La guerra del fuego
Resumen del libro: "La guerra del fuego" de J.H. Rosny
Hace más de cien mil años, la tribu de los Oulhamr huye, vencida, detrás de su jefe. Han perdido el fuego, están a merced del frio y de la noche. Dos guerreros intentan reanimar ese fuego perdido: Naoh, hijo de Leopardo, el más grande y más ágil y Aghoo, hijo de Uro, el bruto más velludo de los Oulhamr. Para reconquistar el fuego los guerreros tendrán que vérselas con el oso gris, el león gigante, la tigresa, los devoradores de hombres, los mamuts, los enanos rojos, los hombres sin hombros, los hombres de pelo azul y el oso de las cavernas. Es Naoh secundado por sus fieles compañeros, Gaw y Nam quien lo consigue después de numerosas aventuras. Naoh es retratado como el primer espíritu prehistórico en barruntar que la bondad puede ser más favorable que la crueldad, en él se resumen años y años de prehistoria; él es la muestra de la evolución de la humanidad, lenta, oscura, incomprensiblemente, pero con seguridad, con aplomo, por esta fuerza imperecedera que el hombre lleva dentro, desde los tiempos más remotos: el alma. Esta joya de Rosny consigue identificarnos, a pesar de los siglos y de las diferencias de todo orden, con el protagonista del libro. Y hasta se diría que lo consigue poéticamente, llevando la obra a la categoría de un verdadero clásico. Esta novela, de ámbito prehistórico, inspiró la película “En busca del fuego”.
I. La muerte del fuego
Los Oulhamr huían en la noche espantosa. Locos por el sufrimiento y la fatiga, todo les parecía vano ante la calamidad suprema: el fuego había muerto. Desde los orígenes de la horda, lo habían mantenido en tres jaulas; cuatro mujeres y dos guerreros lo alimentaban noche y día.

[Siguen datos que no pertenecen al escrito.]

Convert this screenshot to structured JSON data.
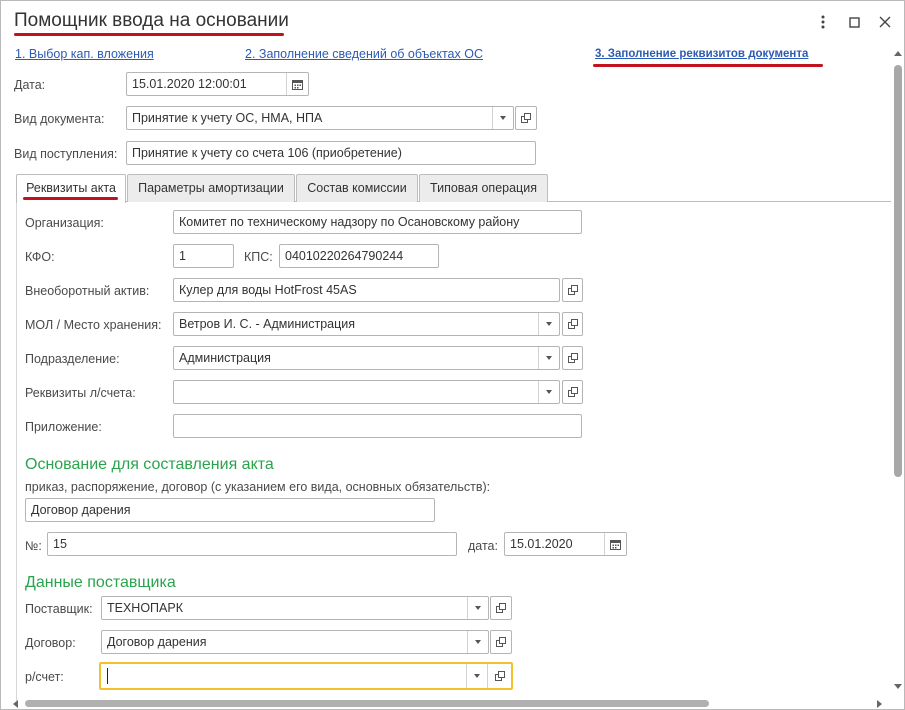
{
  "window": {
    "title": "Помощник ввода на основании"
  },
  "steps": [
    {
      "label": "1. Выбор кап. вложения"
    },
    {
      "label": "2. Заполнение сведений об объектах ОС"
    },
    {
      "label": "3. Заполнение реквизитов документа"
    }
  ],
  "header": {
    "date_label": "Дата:",
    "date_value": "15.01.2020 12:00:01",
    "doc_type_label": "Вид документа:",
    "doc_type_value": "Принятие к учету ОС, НМА, НПА",
    "receipt_type_label": "Вид поступления:",
    "receipt_type_value": "Принятие к учету со счета 106 (приобретение)"
  },
  "tabs": [
    {
      "label": "Реквизиты акта"
    },
    {
      "label": "Параметры амортизации"
    },
    {
      "label": "Состав комиссии"
    },
    {
      "label": "Типовая операция"
    }
  ],
  "act": {
    "org_label": "Организация:",
    "org_value": "Комитет по техническому надзору по Осановскому району",
    "kfo_label": "КФО:",
    "kfo_value": "1",
    "kps_label": "КПС:",
    "kps_value": "04010220264790244",
    "asset_label": "Внеоборотный актив:",
    "asset_value": "Кулер  для воды HotFrost 45AS",
    "mol_label": "МОЛ / Место хранения:",
    "mol_value": "Ветров И. С. - Администрация",
    "dept_label": "Подразделение:",
    "dept_value": "Администрация",
    "account_label": "Реквизиты л/счета:",
    "account_value": "",
    "attachment_label": "Приложение:",
    "attachment_value": ""
  },
  "basis": {
    "heading": "Основание для составления акта",
    "hint": "приказ, распоряжение, договор (с указанием его вида, основных обязательств):",
    "basis_value": "Договор дарения",
    "number_label": "№:",
    "number_value": "15",
    "date_label": "дата:",
    "date_value": "15.01.2020"
  },
  "supplier": {
    "heading": "Данные поставщика",
    "supplier_label": "Поставщик:",
    "supplier_value": "ТЕХНОПАРК",
    "contract_label": "Договор:",
    "contract_value": "Договор дарения",
    "account_label": "р/счет:",
    "account_value": ""
  },
  "icons": {
    "more": "more-vertical-icon",
    "maximize": "maximize-icon",
    "close": "close-icon",
    "calendar": "calendar-icon",
    "open": "open-form-icon",
    "dropdown": "chevron-down-icon"
  },
  "colors": {
    "accent_underline": "#c2121e",
    "link": "#2c5bb3",
    "section_heading": "#2aa44c",
    "focus_border": "#f4c12d"
  }
}
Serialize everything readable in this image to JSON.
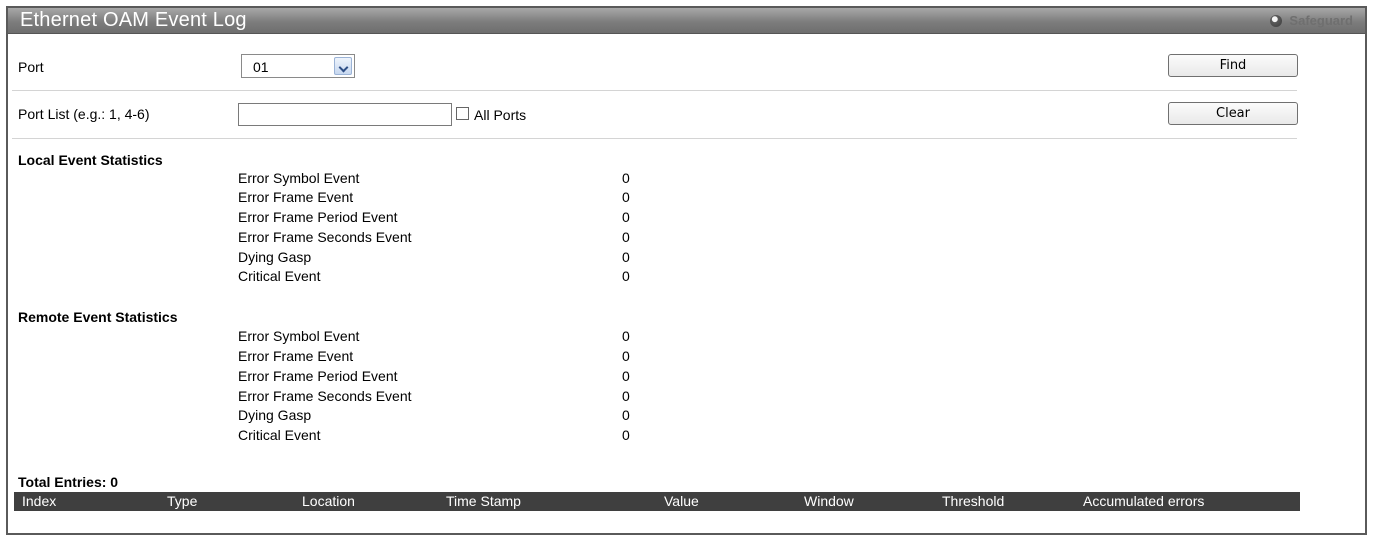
{
  "header": {
    "title": "Ethernet OAM Event Log",
    "safeguard": "Safeguard"
  },
  "form": {
    "port_label": "Port",
    "port_value": "01",
    "find_label": "Find",
    "portlist_label": "Port List (e.g.: 1, 4-6)",
    "portlist_value": "",
    "allports_label": "All Ports",
    "allports_checked": false,
    "clear_label": "Clear"
  },
  "local": {
    "title": "Local Event Statistics",
    "items": [
      {
        "name": "Error Symbol Event",
        "value": "0"
      },
      {
        "name": "Error Frame Event",
        "value": "0"
      },
      {
        "name": "Error Frame Period Event",
        "value": "0"
      },
      {
        "name": "Error Frame Seconds Event",
        "value": "0"
      },
      {
        "name": "Dying Gasp",
        "value": "0"
      },
      {
        "name": "Critical Event",
        "value": "0"
      }
    ]
  },
  "remote": {
    "title": "Remote Event Statistics",
    "items": [
      {
        "name": "Error Symbol Event",
        "value": "0"
      },
      {
        "name": "Error Frame Event",
        "value": "0"
      },
      {
        "name": "Error Frame Period Event",
        "value": "0"
      },
      {
        "name": "Error Frame Seconds Event",
        "value": "0"
      },
      {
        "name": "Dying Gasp",
        "value": "0"
      },
      {
        "name": "Critical Event",
        "value": "0"
      }
    ]
  },
  "table": {
    "total_entries": "Total Entries: 0",
    "columns": [
      "Index",
      "Type",
      "Location",
      "Time Stamp",
      "Value",
      "Window",
      "Threshold",
      "Accumulated errors"
    ]
  }
}
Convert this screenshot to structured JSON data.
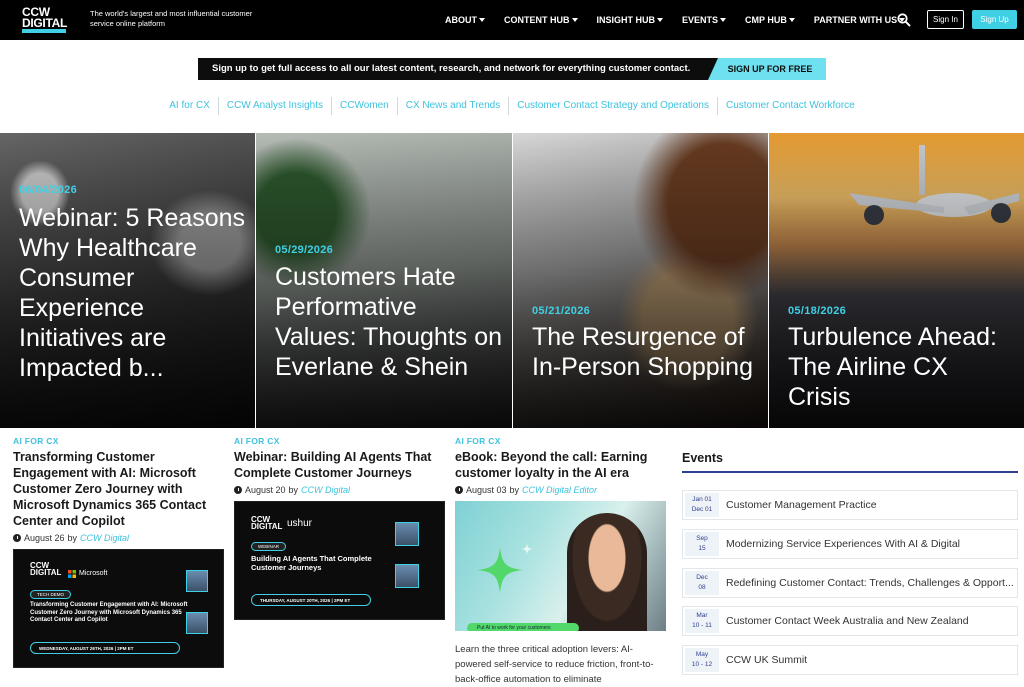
{
  "header": {
    "logo_line1": "CCW",
    "logo_line2": "DIGITAL",
    "tagline": "The world's largest and most influential customer service online platform",
    "nav": [
      "ABOUT",
      "CONTENT HUB",
      "INSIGHT HUB",
      "EVENTS",
      "CMP HUB",
      "PARTNER WITH US"
    ],
    "signin_label": "Sign In",
    "signup_label": "Sign Up"
  },
  "promo": {
    "text": "Sign up to get full access to all our latest content, research, and network for everything customer contact.",
    "cta": "SIGN UP FOR FREE"
  },
  "categories": [
    "AI for CX",
    "CCW Analyst Insights",
    "CCWomen",
    "CX News and Trends",
    "Customer Contact Strategy and Operations",
    "Customer Contact Workforce"
  ],
  "hero": [
    {
      "date": "06/04/2026",
      "title": "Webinar: 5 Reasons Why Healthcare Consumer Experience Initiatives are Impacted b..."
    },
    {
      "date": "05/29/2026",
      "title": "Customers Hate Performative Values: Thoughts on Everlane & Shein"
    },
    {
      "date": "05/21/2026",
      "title": "The Resurgence of In-Person Shopping"
    },
    {
      "date": "05/18/2026",
      "title": "Turbulence Ahead: The Airline CX Crisis"
    }
  ],
  "articles": [
    {
      "tag": "AI FOR CX",
      "title": "Transforming Customer Engagement with AI: Microsoft Customer Zero Journey with Microsoft Dynamics 365 Contact Center and Copilot",
      "date": "August 26",
      "by": "by",
      "author": "CCW Digital",
      "thumb": {
        "brand2": "Microsoft",
        "pill": "TECH DEMO",
        "headline": "Transforming Customer Engagement with AI: Microsoft Customer Zero Journey with Microsoft Dynamics 365 Contact Center and Copilot",
        "bar": "WEDNESDAY, AUGUST 26TH, 2026 | 2PM ET"
      }
    },
    {
      "tag": "AI FOR CX",
      "title": "Webinar: Building AI Agents That Complete Customer Journeys",
      "date": "August 20",
      "by": "by",
      "author": "CCW Digital",
      "thumb": {
        "brand2": "ushur",
        "pill": "WEBINAR",
        "headline": "Building AI Agents That Complete Customer Journeys",
        "bar": "THURSDAY, AUGUST 20TH, 2026 | 2PM ET"
      }
    },
    {
      "tag": "AI FOR CX",
      "title": "eBook: Beyond the call: Earning customer loyalty in the AI era",
      "date": "August 03",
      "by": "by",
      "author": "CCW Digital Editor",
      "desc": "Learn the three critical adoption levers: AI-powered self-service to reduce friction, front-to-back-office automation to eliminate",
      "thumb": {
        "caption": "Put AI to work for your customers"
      }
    }
  ],
  "events": {
    "title": "Events",
    "items": [
      {
        "d1": "Jan 01",
        "d2": "Dec 01",
        "name": "Customer Management Practice"
      },
      {
        "d1": "Sep",
        "d2": "15",
        "name": "Modernizing Service Experiences With AI & Digital"
      },
      {
        "d1": "Dec",
        "d2": "08",
        "name": "Redefining Customer Contact: Trends, Challenges & Opport..."
      },
      {
        "d1": "Mar",
        "d2": "10 - 11",
        "name": "Customer Contact Week Australia and New Zealand"
      },
      {
        "d1": "May",
        "d2": "10 - 12",
        "name": "CCW UK Summit"
      }
    ]
  }
}
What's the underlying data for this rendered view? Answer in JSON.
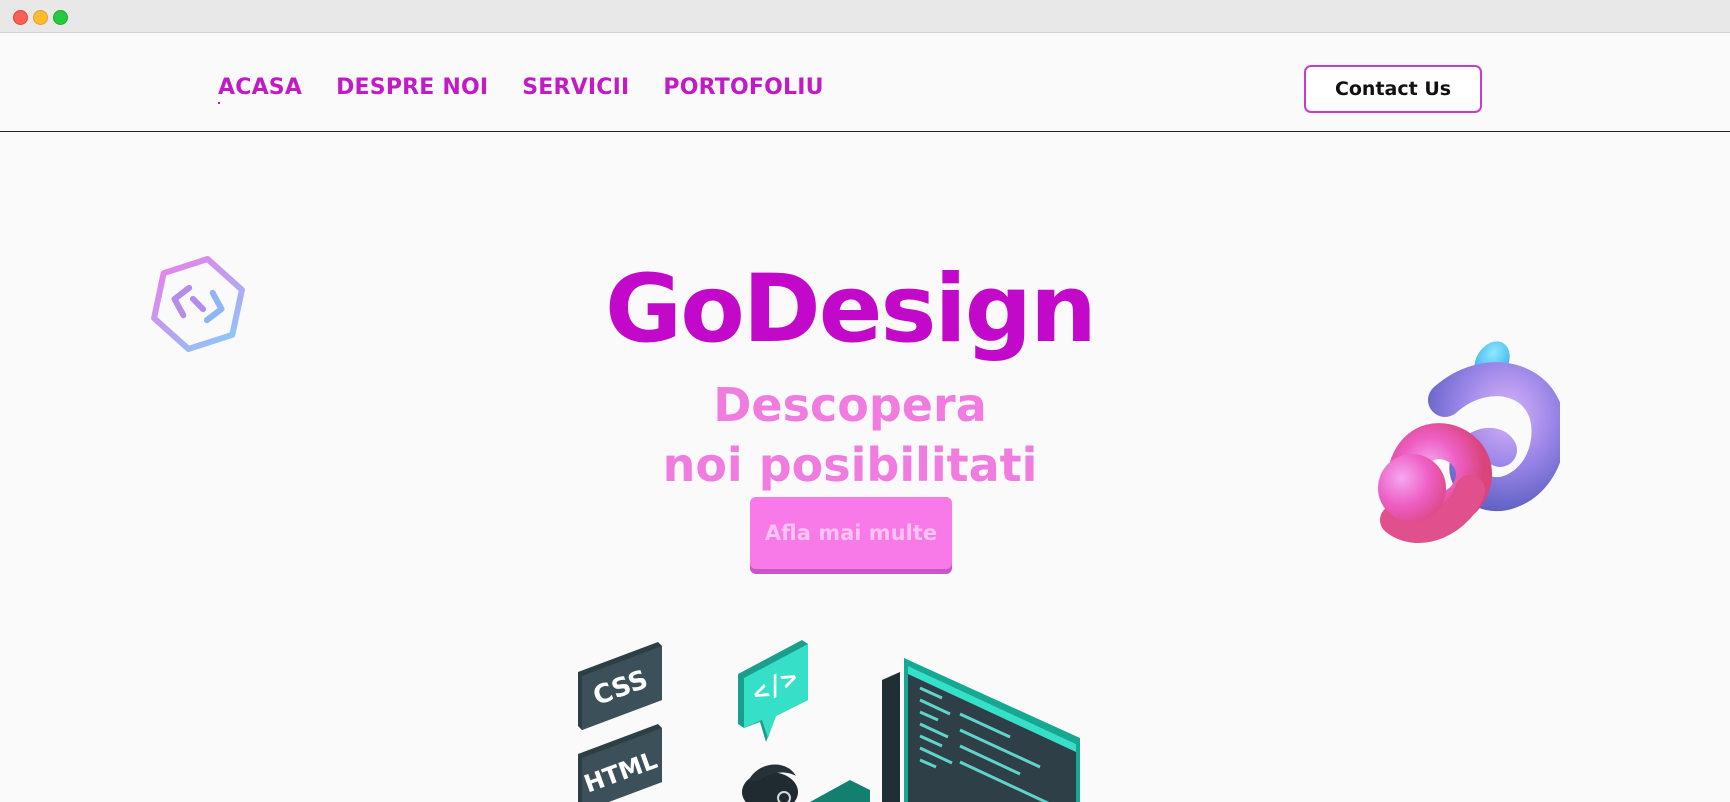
{
  "window": {
    "controls": [
      "close",
      "minimize",
      "maximize"
    ]
  },
  "nav": {
    "links": [
      {
        "label": "ACASA",
        "active": true
      },
      {
        "label": "DESPRE NOI"
      },
      {
        "label": "SERVICII"
      },
      {
        "label": "PORTOFOLIU"
      }
    ],
    "contact_label": "Contact Us"
  },
  "hero": {
    "title": "GoDesign",
    "subtitle_line1": "Descopera",
    "subtitle_line2": "noi posibilitati",
    "cta_label": "Afla mai multe"
  },
  "illustration": {
    "tags": [
      "CSS",
      "HTML"
    ],
    "code_bubble": "</>"
  },
  "colors": {
    "brand": "#c208c9",
    "subtitle": "#f07ce0",
    "cta": "#f77ae8"
  }
}
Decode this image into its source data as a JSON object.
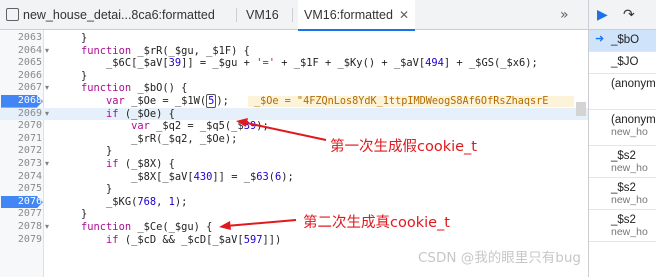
{
  "tabs": [
    {
      "label": "new_house_detai...8ca6:formatted",
      "active": false
    },
    {
      "label": "VM16",
      "active": false
    },
    {
      "label": "VM16:formatted",
      "active": true
    }
  ],
  "tab_overflow": "»",
  "debug_toolbar": {
    "resume_icon": "resume-icon",
    "step_over_icon": "step-over-icon"
  },
  "code_lines": [
    {
      "num": "2063",
      "text": "    }"
    },
    {
      "num": "2064",
      "text": "    function _$rR(_$gu, _$1F) {"
    },
    {
      "num": "2065",
      "text": "        _$6C[_$aV[39]] = _$gu + '=' + _$1F + _$Ky() + _$aV[494] + _$GS(_$x6);"
    },
    {
      "num": "2066",
      "text": "    }"
    },
    {
      "num": "2067",
      "text": "    function _$bO() {"
    },
    {
      "num": "2068",
      "text": "        var _$Oe = _$1W(5);"
    },
    {
      "num": "2069",
      "text": "        if (_$Oe) {"
    },
    {
      "num": "2070",
      "text": "            var _$q2 = _$q5(_$39);"
    },
    {
      "num": "2071",
      "text": "            _$rR(_$q2, _$Oe);"
    },
    {
      "num": "2072",
      "text": "        }"
    },
    {
      "num": "2073",
      "text": "        if (_$8X) {"
    },
    {
      "num": "2074",
      "text": "            _$8X[_$aV[430]] = _$63(6);"
    },
    {
      "num": "2075",
      "text": "        }"
    },
    {
      "num": "2076",
      "text": "        _$KG(768, 1);"
    },
    {
      "num": "2077",
      "text": "    }"
    },
    {
      "num": "2078",
      "text": "    function _$Ce(_$gu) {"
    },
    {
      "num": "2079",
      "text": "        if (_$cD && _$cD[_$aV[597]])"
    }
  ],
  "inline_value": "_$Oe = \"4FZQnLos8YdK_1ttpIMDWeogS8Af6OfRsZhaqsrE",
  "breakpoint_lines": [
    "2068",
    "2076"
  ],
  "current_line": "2069",
  "annotations": {
    "first": "第一次生成假cookie_t",
    "second": "第二次生成真cookie_t"
  },
  "watermark": "CSDN @我的眼里只有bug",
  "call_stack": [
    {
      "name": "_$bO",
      "sub": "",
      "selected": true
    },
    {
      "name": "_$JO",
      "sub": "",
      "selected": false
    },
    {
      "name": "(anonym",
      "sub": "",
      "selected": false
    },
    {
      "name": "(anonym",
      "sub": "new_ho",
      "selected": false
    },
    {
      "name": "_$s2",
      "sub": "new_ho",
      "selected": false
    },
    {
      "name": "_$s2",
      "sub": "new_ho",
      "selected": false
    },
    {
      "name": "_$s2",
      "sub": "new_ho",
      "selected": false
    }
  ],
  "colors": {
    "accent": "#1a73e8",
    "breakpoint": "#4285f4",
    "annotation": "#e0191e",
    "inline_value_bg": "#fdf3d8"
  }
}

En los tiempos más negros, recibía la sustancia que le permitía vivir; al abrigo de la lluvia, de las tempestades, de la inundación, había franqueado ríos y pantanos, sin dejar de azulear por las mañanas y ensangrentarse por las noches. Su rostro poderoso alejaba al león negro y al león amarillo, al oso de las cavernas y al oso gris, al mamut, al tigre y al leopardo; sus rojos dientes protegían al hombre frente al vasto mundo.
Toda alegría vivía junto a él. De las carnes sacaba un olor sabroso, endurecía la punta de los venablos, hacia estallar la piedra dura; los miembros de la horda conseguían sacar de él una dulzura que estaba llena de fuerza; en los bosques trémulos, en la sabana interminable y en el fondo de las cavernas, él era la tranquilidad de la horda. Era el padre, el guardián, el salvador, aunque, sin embargo, feroz, más terrible que los mamuts, cuando huía de la jaula y devoraba los árboles.
¡Y había muerto! El enemigo había destruido dos de las jaulas; en la tercera, durante la huida, lo habían visto fallecer, palidecer y decrecer. Siendo tan débil no podía morder en las hierbas de los cenagales, palpitaba como un animal enfermo. Al final, fue como un insecto rojizo que el viento asesinaba a cada soplo… Se había desvanecido… y los Oulhamr huían despojados en la noche otoñal. No había estrellas. El pesado cielo rozaba las pesadas aguas; las plantas extendían sus fibras frías; podía oírse el chapoteo de los reptiles; hombres, mujeres y niños se sumergían invisibles. Mientras les era posible, orientados por la voz de los guías, los Oulhamr seguían una línea de tierra más alta y más dura, a veces vadeándola, otras veces de islote en islote. Tres generaciones habían recorrido ya ese camino, pero hubieran necesitado la luz de los astros. Al amanecer, se acercaron a la sabana.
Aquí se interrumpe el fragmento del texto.